Hana, à la fin, se trouva devant un choix : conserver la version française, continuer à la partager comme on partage une guérison risquée, ou la détruire et préserver l’ignorance — une ignorance qui assurait peut-être la sécurité mais condamnait aussi à une répétition sans fin des mêmes violences. Elle hésita une nuit entière, puis, à l’aube, prit le parchemin, l’enveloppa et le lança à la mer. Les vagues l’emportèrent, et le rouleau disparut dans la clarté matinale.

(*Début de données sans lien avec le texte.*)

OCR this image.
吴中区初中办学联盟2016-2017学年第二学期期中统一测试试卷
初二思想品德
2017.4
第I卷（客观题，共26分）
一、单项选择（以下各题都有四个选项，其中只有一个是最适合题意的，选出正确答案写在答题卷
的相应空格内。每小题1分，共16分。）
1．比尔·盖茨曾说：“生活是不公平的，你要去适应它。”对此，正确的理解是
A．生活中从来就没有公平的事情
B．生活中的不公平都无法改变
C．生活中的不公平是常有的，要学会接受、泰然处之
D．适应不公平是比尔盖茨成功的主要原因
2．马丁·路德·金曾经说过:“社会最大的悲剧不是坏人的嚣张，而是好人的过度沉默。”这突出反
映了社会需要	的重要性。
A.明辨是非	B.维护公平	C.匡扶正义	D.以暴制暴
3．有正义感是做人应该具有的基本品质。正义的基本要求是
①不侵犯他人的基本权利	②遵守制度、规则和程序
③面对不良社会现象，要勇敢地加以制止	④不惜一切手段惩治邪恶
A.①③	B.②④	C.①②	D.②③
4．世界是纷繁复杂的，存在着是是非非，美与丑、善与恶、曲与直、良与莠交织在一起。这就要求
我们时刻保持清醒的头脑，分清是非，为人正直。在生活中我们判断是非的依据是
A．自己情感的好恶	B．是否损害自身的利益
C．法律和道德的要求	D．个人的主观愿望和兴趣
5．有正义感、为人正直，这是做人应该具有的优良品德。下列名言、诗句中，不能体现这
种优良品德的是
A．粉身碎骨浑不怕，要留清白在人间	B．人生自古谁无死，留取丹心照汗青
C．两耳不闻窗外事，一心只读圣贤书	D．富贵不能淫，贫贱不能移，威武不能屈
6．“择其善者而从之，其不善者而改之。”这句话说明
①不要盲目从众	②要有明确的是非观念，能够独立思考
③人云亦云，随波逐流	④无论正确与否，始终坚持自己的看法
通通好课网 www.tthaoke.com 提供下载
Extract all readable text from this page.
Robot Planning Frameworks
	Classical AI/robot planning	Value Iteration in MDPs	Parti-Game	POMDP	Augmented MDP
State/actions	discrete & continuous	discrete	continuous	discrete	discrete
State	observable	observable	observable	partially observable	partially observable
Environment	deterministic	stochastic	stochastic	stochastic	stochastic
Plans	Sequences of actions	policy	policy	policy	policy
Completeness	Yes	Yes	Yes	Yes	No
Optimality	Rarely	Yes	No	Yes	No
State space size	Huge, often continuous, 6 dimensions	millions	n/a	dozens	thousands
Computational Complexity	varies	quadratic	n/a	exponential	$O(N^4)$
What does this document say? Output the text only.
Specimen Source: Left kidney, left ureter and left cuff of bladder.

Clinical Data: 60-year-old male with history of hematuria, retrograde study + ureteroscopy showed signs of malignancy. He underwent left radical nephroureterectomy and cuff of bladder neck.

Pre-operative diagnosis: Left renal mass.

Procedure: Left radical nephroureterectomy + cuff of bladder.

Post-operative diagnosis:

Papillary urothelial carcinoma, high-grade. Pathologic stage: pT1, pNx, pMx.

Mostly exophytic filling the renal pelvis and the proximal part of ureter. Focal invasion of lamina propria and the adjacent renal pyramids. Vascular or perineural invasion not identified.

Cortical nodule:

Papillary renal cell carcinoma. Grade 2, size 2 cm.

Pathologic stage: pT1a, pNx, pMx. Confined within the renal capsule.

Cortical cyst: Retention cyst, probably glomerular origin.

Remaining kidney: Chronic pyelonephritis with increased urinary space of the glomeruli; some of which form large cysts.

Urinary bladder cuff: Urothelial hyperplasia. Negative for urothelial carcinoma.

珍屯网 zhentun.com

Hana marcha ensuite vers l’est, portant la traduction comme un bagage sacré. À chaque village, elle enseignait les mots en VOSTFR — la prononciation était ardue, l’âme requise — et chaque fois, quelque chose de neuf naissait : une alliance, une trêve, une trahison, parfois une douleur nette comme un éclat de verre. Mais partout où le texte franchissait les lèvres, le monde se redessinait. Kyojinzoku no Hanayome VOSTFR
La traduction — Kyojinzoku no Hanayome VOSTFR — avait valeur de relique. C’était l’enregistrement d’un monde avant la Faille, les fragments d’un rituel ancien, les secrets d’une alliance brisée. Les notes en marge décrivaient des coutumes impossibles, des mariages entre humains et géants, des feux sacrés, des promesses scellées par la douleur. Ceux qui avaient lu ces lignes y voyaient une clé : comprendre les géants pour négocier, ou pour trahir. Hana, à la fin, se trouva devant un
Ils l’appelaient Hana. On disait qu’elle venait d’un village où la mer avait un nom propre et où les géants n’étaient que des histoires murmurées pour endormir les enfants. Hana, elle, avait vu les géants. Sa main tremblait toujours quand elle racontait la première fois : une silhouette massive se découpant contre le ciel, une voix comme un châtiment, un pas qui avait suffi à rendre la terre malade. Depuis, la vie n’était plus que songes interrompus, une quête obstinée. Hana marcha ensuite vers l’est, portant la traduction
La pluie roulait en silence sur les pierres usées du port tandis que le vent, chargé d’odeurs salines et de métal, venait se fracasser contre les mâts. Entre les quais, un groupe de survivants à la démarche hâve s’étaient réunis — leurs visages fatigués marqués par la faim et la peur — mais leurs yeux brillaient d’une étrange détermination. Parmi eux, une jeune femme aux cheveux noirs coupés courts serrait contre sa poitrine un rouleau soigneusement enveloppé : la dernière copie d’un vieux manuscrit traduit en français, le VOSTFR tant recherché.